In 1998, searchers finally found it again, covered in silt, but in
remarkably good condition.
"These guys actually saved this airplane for future generations by
leaving it up in Labrador," said Don Brooks, of Brooks aviation in
Georgia.
Brooks is well known for his involvement in rescuing the "lost squadron"
of P-38 lightning fighters from the icy grip of Greenland.
Out of the 14,000 B-17s built, there are only about a dozen flyable ones
left, making it worth putting this plane back in the air.
The plane is now in two pieces, but that's not daunting to the would-be
rescuers.
Two restored fighters now in the Museum of Flight were also recovered
from lakes, including a Corsair from in the Lake Washington and another
from the bottom of Lake Michigan.
Diver Bob Mester of Puyallup will lead the effort to raise the plane.

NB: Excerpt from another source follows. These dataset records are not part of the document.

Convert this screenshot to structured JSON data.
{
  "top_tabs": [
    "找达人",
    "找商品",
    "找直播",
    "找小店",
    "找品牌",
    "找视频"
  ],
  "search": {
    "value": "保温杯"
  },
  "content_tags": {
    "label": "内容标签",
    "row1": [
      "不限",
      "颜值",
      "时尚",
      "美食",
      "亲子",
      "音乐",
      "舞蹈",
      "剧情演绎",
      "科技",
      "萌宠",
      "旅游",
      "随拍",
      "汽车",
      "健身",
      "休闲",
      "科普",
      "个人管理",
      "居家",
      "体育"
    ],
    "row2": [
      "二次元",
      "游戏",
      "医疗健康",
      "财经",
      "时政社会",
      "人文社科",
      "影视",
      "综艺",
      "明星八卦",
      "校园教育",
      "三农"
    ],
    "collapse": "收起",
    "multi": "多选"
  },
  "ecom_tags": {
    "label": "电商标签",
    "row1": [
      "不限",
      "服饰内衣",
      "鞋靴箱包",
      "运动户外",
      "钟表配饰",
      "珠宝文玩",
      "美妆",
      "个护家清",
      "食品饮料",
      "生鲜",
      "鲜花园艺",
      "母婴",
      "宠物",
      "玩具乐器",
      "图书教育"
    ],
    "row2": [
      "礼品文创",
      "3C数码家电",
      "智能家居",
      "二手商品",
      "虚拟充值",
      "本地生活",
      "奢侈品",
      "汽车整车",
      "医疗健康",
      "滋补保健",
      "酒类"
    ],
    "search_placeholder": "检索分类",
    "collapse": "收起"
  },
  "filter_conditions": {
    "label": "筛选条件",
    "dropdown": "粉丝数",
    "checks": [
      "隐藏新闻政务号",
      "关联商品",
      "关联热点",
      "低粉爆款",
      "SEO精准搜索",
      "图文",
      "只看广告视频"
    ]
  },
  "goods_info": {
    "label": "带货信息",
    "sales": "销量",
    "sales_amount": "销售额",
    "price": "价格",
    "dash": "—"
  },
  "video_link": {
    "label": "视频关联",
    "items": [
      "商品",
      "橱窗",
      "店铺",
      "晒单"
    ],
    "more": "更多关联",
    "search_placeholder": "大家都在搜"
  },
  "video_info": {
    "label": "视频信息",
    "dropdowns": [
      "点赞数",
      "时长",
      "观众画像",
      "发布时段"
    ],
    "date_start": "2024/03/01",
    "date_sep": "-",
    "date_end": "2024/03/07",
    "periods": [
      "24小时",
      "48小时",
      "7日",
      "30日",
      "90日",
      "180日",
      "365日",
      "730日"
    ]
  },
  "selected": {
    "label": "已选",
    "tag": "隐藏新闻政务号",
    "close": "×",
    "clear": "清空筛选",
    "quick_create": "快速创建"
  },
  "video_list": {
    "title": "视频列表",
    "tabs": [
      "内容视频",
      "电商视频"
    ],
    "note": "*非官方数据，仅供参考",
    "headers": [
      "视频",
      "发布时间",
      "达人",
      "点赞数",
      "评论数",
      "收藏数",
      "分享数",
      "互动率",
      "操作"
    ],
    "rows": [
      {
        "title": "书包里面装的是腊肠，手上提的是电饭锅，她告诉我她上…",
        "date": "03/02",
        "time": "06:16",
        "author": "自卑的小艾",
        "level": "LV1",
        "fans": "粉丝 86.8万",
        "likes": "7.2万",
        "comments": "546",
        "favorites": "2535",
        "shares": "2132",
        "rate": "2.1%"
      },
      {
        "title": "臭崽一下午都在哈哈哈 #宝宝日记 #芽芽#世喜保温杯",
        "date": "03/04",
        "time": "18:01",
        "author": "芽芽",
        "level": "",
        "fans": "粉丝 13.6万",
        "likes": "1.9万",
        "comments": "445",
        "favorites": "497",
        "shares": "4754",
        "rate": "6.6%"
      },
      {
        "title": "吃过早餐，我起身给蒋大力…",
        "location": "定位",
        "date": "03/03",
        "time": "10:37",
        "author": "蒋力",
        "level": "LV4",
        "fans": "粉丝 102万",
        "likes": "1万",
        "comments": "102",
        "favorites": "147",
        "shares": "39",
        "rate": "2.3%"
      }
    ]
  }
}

"Our job is to go out to the boreal forests of Labrador, bring every
facility we need with us raise this aircraft and transport it 66 miles
to the place where we can disassemble it," he said.
To do that, Mester's teams is looking at other B-17's to find out where
the best points to lift the plane are.
One B-17 in the Museum of Flight is serving as a Guinea pig for the
rescue attempt.
"We can get a lot of first-hand experience here and also by talking to
the people who know how these planes were put together," Brooks said.
He said it could take five or six years to rebuild the plane.
Salvage operations on the B-17 are slated for August.